RGCs in the P&I^EE retina survive to postnatal stages. (A) The optic nerves from P18 Atoh7^tTA/+, Atoh7^tTA/tTA, P&I^EE;Cre, and P&I^EE retinas. (B–E) Whole-mount immunostaining of RGC axons with SMI32 in Atoh7^tTA/+, Atoh7^tTA/tTA, P&I^EE;Cre, and P&I^EE retinas at P18. (Scale bar, 150 µm.) (F–I) Immunolabeling of RGCs with anti-Pou4f1 in whole-mount retinas of the various genotypes at P18. (Scale bar, 75 µm.)

Fig. 6.

RGC subtypes form in the P&I^EE retina. (A–C) Immunostaining for Tbr2 (green) and Pou4f2 (red) in E14.5 Atoh7^tTA/+ (A), Atoh7^tTA/tTA (B), and P&I^EE (C) retinal sections. Arrows indicate the Tbr2⁺ cells. (Scale bar, 25 µm.) (D–F) Flat-mount immunostaining for melanopsin to visualize ipRGCs (indicated by arrows) in retinas of different genotypes at P30. (Scale bar, 75 µm.) (G–I) Staining for CART to visualize dsRGCs in retinas of different genotypes at P30. (J–L) Costaining of Calbindin (Calb, green) and Pou4f1 (red) in flat-mount retinas of the different genotypes at P30. (M) Cell counting of the different RGC subtypes in retinas with the different genotypes. Melan, melanopsin. *P < 0.01 (compared with Atoh7^tTA/+) as determined by Student’s t test. Error bars indicate ± SD.

Fig. 7.

RGCs in the P&I^EE retina are physiologically functional and show robust light-evoked spike activity. (A–E) Spike raster plots for cells recorded using both MEA and single-cell patch clamping. (A) ON-sustained cells showed sustained spike activity for the onset of light but stopped spiking at light offset. Each row shows the response of a single cell (n = 13). The light stimulus (1 s in duration) is represented by the black bar on top. The black traces show cells recorded in an MEA; the gray traces show cells recorded by single-cell patch-clamp recording. (B) ON-transient cells showed brief spike activity at light onset (n = 12). (C) OFF-sustained cells exhibited sustained activity at light offset (n = 11). (D) OFF-transient cells had phasic spike activity at light offset (n = 11). (E) ON-OFF cells showed spike activity at both light onset and offset (n = 8). (F) A window created in the GCL to record light-evoked activity in single cells. Even in this small window, a majority of cells (white marks) responded with spike activity to light. (Scale bar, 25 µm.) (G) Light-evoked spike activity of an ON transient cell in seven trials. The light response was robust and precise across trials. (H) Light-evoked EPSCs of the cell shown in G for five trials. Cells were held at Vh = −60 mV to isolate EPSCs.
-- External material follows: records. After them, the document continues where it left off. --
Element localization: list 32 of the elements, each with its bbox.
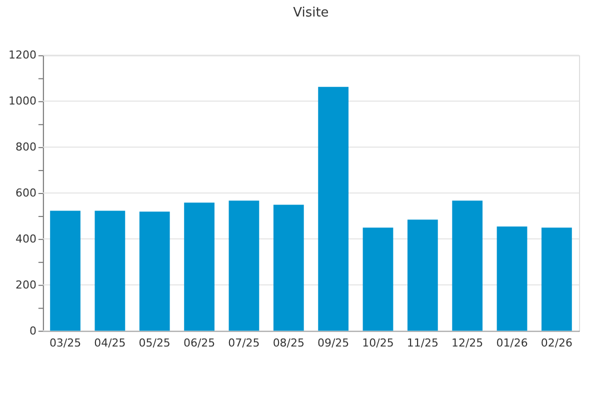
y-tick-label: 400 — [16, 232, 36, 246]
x-tick-label: 11/25 — [406, 336, 438, 350]
bar — [496, 226, 528, 331]
bar — [318, 86, 349, 331]
y-tick-label: 600 — [16, 186, 36, 200]
bar — [228, 200, 260, 331]
bar — [273, 204, 304, 331]
x-tick-label: 02/26 — [540, 336, 573, 350]
x-tick-label: 07/25 — [228, 336, 260, 350]
x-tick-label: 12/25 — [452, 336, 484, 350]
bar — [452, 200, 483, 331]
y-tick-label: 800 — [16, 140, 36, 154]
x-tick-label: 08/25 — [272, 336, 304, 350]
bar — [407, 220, 438, 331]
x-tick-label: 10/25 — [362, 336, 394, 350]
bar — [139, 212, 170, 331]
bar — [50, 210, 80, 331]
x-tick-label: 03/25 — [49, 336, 82, 350]
bar — [94, 210, 126, 331]
bar — [362, 228, 394, 331]
x-tick-label: 05/25 — [138, 336, 170, 350]
bar — [184, 202, 214, 331]
y-tick-label: 200 — [16, 278, 36, 292]
y-tick-label: 0 — [29, 324, 36, 338]
x-tick-label: 06/25 — [183, 336, 216, 350]
chart-title: Visite — [293, 5, 329, 20]
x-tick-label: 04/25 — [94, 336, 126, 350]
x-tick-label: 09/25 — [318, 336, 350, 350]
x-tick-label: 01/26 — [496, 336, 528, 350]
bar — [542, 228, 572, 331]
y-tick-label: 1200 — [8, 48, 36, 62]
y-tick-label: 1000 — [8, 94, 36, 108]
The responses of the trials are shown superimposed, illustrating the precision of the responses. (Inset) Sample spontaneous EPSCs evoked in the absence of light. (I) Light-evoked IPSCs of a cell shown in G for five trials (Vh = 0 mV). (Inset) Spontaneous IPSCs observed in the absence of light. (J) Comparison of peak light-evoked EPSCs in five cells and light-evoked IPSCs in three cells. Each line indicates the EPSC and IPSC recorded from the same cell.

Fig. 8.

A model for RGC fate determination in development. In this model, Atoh7 activates a small set of transcription factor genes, including Pou4f2 and Isl1, in a subset of Atoh7-expressing cells. Expression of this group of transcription factors determines the RGC fate. The question mark indicates the unidentified member(s) of this group. Once expressed, these factors can sustain their own expression, and Atoh7 becomes disposable. Arrows designating regulations between factors within the core group (including Pou4f2 and Isl1) are conceptual and do not necessarily implicate direct regulation (see text). This core group of transcription factors in turn activates the whole gene-expression program for RGC differentiation.